In the September 26 wheat exports report, all U.S. wheat export sales were 38 percent higher than this same time last year. Hard red winter wheat export sales were 33 percent higher.
United States hard red winter wheat ending stocks for the 2013/14 marketing year are projected to be 197 million bushels compared to 343 million bushels last year and the five-year average is 337 million bushels.
All U.S. wheat ending stocks for the 2013/14 wheat marketing year are projected to be 561 million bushels compared to 718 million bushels last year, and a five-year average of 791 million bushels.
World 2013/14 marketing year ending stocks are projected to be 6.5 billion bushels compared to a five-year average of 6.9 billion bushels.
Moisture conditions for planting the 2014 hard red winter wheat crop are the best since 2010. However, moisture is still below average, and conditions are “on the dry side.”
All the information above is positive for wheat prices. Negative factors include world wheat production and world and U.S. corn production. World wheat production is projected to be a record 26.05 billion bushels compared to 24.07 billion bushels last year and a five-year average of 24.78 billion bushels.

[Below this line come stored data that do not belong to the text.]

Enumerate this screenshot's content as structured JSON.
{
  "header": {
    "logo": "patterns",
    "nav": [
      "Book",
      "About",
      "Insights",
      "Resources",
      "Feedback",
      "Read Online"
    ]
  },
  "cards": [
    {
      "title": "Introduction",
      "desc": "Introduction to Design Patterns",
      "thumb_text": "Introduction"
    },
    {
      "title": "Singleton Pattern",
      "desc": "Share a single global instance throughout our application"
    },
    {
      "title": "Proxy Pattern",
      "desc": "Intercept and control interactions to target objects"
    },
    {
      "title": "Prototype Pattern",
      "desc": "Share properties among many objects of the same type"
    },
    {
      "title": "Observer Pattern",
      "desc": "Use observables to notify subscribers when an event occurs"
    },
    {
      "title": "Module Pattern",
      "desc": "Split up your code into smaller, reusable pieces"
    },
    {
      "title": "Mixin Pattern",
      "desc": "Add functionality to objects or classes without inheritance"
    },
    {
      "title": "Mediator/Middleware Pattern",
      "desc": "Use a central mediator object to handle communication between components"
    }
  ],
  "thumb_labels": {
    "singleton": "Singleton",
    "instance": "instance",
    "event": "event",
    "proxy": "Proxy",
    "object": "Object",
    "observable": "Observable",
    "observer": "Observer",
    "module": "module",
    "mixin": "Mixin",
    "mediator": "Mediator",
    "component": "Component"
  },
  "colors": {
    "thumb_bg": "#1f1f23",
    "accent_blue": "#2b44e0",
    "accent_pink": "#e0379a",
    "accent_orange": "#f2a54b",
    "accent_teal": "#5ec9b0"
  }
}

World and U.S. 2013/14 marketing year corn production are both projected to be new records. U.S. corn production is projected to be 13.844 billion bushels compared to a five-year average of 12.2 billion bushels. World corn production is projected to be a record 37.7 billion bushels.
U.S. 2013/14 marketing year corn ending stocks are projected to be 1.86 billion bushels compared to 661 million bushels last year, and a five-year average of 1.23 billion bushels.
Just before and shortly after the USDA quarterly stocks report was released, corn prices continued to grind lower as wheat prices rallied. This indicates that wheat and corn prices are moving independently of each other.
The 2013/14 Northern Hemisphere wheat harvest is essentially complete. For hard red winter wheat prices to continue the uptrend, Southern Hemisphere wheat production needs to be equal to, or less than, expectations.
Irrespective of what happens, selling wheat in a specified percentage as prices increase is normally a sound strategy.